The tallest speculative story now going around is that Anura Bandaranaike will cross back to the PA. The safe bet is that this will never happen. But the speculation was such last week , that it was seen in many quarters as a fiat accompli. But more about that later. There is more bizarre reasoning, of much more import than the personal fate of Anura Priyadarshana Bandaranaike.

The real theatre at the current time is the cross talk that is being generated between the two main Sinhala political parties about the so called presidential elections that might come in November. This is a personal guess — don't ask me why. But if it interests you one iota, , read on. Both parties do not really want elections of any sort now, for different reasons. The PA would rather not take the risk of having any election at all. The UNP is still in disarray, even though losing one more election would not make that much of a difference in the UNP equation.

That given, the UNP is not quite adamant about having the provincial council elections on time. Hence, the challenge to hold Presidential elections in November , after cancelling the PC elections which are due immediately.

If both parties want the PC elections postponed, so will it be. But, there is as much chance of a Presidential election being held in November, as there is of Chandrika Kumaratunga stepping down from the Executive Presidency and hoping to come back as Prime Minister.

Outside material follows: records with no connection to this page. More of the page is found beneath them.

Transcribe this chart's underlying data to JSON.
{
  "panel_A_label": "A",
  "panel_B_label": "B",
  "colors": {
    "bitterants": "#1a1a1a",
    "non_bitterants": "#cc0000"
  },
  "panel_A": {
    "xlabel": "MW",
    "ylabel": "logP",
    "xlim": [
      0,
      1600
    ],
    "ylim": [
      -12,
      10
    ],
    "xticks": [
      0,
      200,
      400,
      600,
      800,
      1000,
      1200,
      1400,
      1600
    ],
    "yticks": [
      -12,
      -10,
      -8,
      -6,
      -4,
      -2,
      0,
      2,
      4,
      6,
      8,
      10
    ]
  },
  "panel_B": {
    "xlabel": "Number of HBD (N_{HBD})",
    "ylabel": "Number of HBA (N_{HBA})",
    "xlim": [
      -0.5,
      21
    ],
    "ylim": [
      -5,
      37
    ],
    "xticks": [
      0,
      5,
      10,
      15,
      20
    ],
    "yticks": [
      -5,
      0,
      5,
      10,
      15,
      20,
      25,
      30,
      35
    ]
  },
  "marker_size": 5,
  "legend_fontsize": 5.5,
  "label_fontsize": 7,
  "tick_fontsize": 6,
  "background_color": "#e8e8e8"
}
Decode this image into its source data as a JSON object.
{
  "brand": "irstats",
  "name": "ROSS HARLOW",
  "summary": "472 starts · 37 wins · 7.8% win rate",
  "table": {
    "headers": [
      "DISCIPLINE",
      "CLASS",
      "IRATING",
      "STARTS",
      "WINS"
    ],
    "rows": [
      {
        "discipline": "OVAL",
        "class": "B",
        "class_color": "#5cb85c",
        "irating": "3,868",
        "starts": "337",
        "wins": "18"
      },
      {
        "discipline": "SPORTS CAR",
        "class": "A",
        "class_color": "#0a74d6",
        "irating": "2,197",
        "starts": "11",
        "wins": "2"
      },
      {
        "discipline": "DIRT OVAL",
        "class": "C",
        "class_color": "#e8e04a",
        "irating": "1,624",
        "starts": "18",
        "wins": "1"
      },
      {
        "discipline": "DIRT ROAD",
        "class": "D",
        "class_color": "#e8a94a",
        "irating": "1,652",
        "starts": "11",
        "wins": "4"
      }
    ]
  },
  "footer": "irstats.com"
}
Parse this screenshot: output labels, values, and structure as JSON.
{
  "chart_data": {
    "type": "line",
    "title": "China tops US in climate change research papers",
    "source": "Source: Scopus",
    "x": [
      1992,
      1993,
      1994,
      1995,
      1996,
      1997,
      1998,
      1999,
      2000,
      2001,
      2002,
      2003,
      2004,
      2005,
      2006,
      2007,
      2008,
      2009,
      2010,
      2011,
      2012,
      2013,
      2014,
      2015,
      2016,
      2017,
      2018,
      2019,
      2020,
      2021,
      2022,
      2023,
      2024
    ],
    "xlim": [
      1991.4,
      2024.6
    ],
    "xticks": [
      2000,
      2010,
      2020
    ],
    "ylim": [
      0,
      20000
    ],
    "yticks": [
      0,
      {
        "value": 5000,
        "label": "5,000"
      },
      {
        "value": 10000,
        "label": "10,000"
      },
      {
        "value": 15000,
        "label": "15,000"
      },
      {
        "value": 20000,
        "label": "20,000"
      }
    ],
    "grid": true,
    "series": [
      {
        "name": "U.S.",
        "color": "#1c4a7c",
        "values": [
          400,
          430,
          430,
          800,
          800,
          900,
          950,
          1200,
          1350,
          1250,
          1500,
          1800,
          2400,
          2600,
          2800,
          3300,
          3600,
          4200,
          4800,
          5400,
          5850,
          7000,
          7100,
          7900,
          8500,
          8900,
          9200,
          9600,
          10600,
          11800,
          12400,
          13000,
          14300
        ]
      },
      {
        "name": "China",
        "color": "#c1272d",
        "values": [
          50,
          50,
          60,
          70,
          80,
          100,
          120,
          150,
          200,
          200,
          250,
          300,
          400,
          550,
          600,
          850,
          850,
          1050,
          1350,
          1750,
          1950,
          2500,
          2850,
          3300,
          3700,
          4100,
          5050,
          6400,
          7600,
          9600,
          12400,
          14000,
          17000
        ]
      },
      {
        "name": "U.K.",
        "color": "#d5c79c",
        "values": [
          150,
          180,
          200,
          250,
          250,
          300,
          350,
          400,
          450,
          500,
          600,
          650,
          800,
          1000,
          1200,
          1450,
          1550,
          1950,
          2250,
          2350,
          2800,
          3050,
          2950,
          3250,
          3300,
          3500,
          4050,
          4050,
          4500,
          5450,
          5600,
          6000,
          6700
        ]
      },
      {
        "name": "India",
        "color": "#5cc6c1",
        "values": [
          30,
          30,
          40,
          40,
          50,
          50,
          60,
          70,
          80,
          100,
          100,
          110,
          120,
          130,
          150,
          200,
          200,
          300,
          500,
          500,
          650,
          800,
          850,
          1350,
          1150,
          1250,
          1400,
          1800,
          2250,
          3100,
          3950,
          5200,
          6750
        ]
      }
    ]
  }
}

If PC elections cannot be held now due to the war and the fact that attention has been drawn to this fact by the Mahanayake's will things improve to such a point in November that elections could be held for the Presidency then ? If the war is a reason to postpone puny PC elections, surely the war will be a reason to postpone the Presidential elections?

Already, much hoopla has been made about the fact that the government will keep to its promise if it accepts the challenge of the UNP. But, this promise too is dependent on variables such as the Mahanayake's, because what the Mahanayake's say at that point of time when the presidential elections are due will still be important.

In this fluid and evolving system of politics, rationalisations can be given to explain away promises given, at anytime, and not kept.

Take for example the fact that the government has not kept its promise to abolish the Executive Presidential system.

Expert rationalisations have been given at Cabinet briefing level for this colossal non event. Of course, it has been said that the PA cannot dislodge the presidency if the UNP is not behind it.

On the face of it, it is a rationalisation that will convince even the most sceptical folks. The fact is that most folks are not skeptical enough in the face of the new Sri Lankan political culture. They do not have the time to think beyond the mathematical rationalisations that appear in the papers. They are too busy being ordinary people, and their attention spans are too limited like they are in most ordinary folks.

If political promises were meant to be kept, the PA would not have tied the dislodging of the Presidency to the package. The value of specious reasoning is that it can fool almost all the people, all the time.

But, government spin doctors have it that the Executive Presidency cannot be abolished because the UNP is not voting with the governments proposed new constitutional package. Who tied abolishing the Presidency to a major constitutional change that involves creating politically autonomous regional councils? The government did!

And now, who says that the Presidency cannot be abolished because the UNP is not voting for the proposed constitutional changes? The government says so, not you, me, Tom, Dick Harry or Peiris. Except that Peiris.

But, you'd be surprised at the amount of NGO qualified political pundits who would now agree with the rationalisation that the government cannot keep to its promise of abandoning the Presidency because the UNP is not voting with the government. It is a shrewd political explanation, that has acquired currency with time. It is a rationalisation that has been repeated often enough and not been challenged by intellectuals. Therefore, it is a lie that has now, politically speaking, become the truth.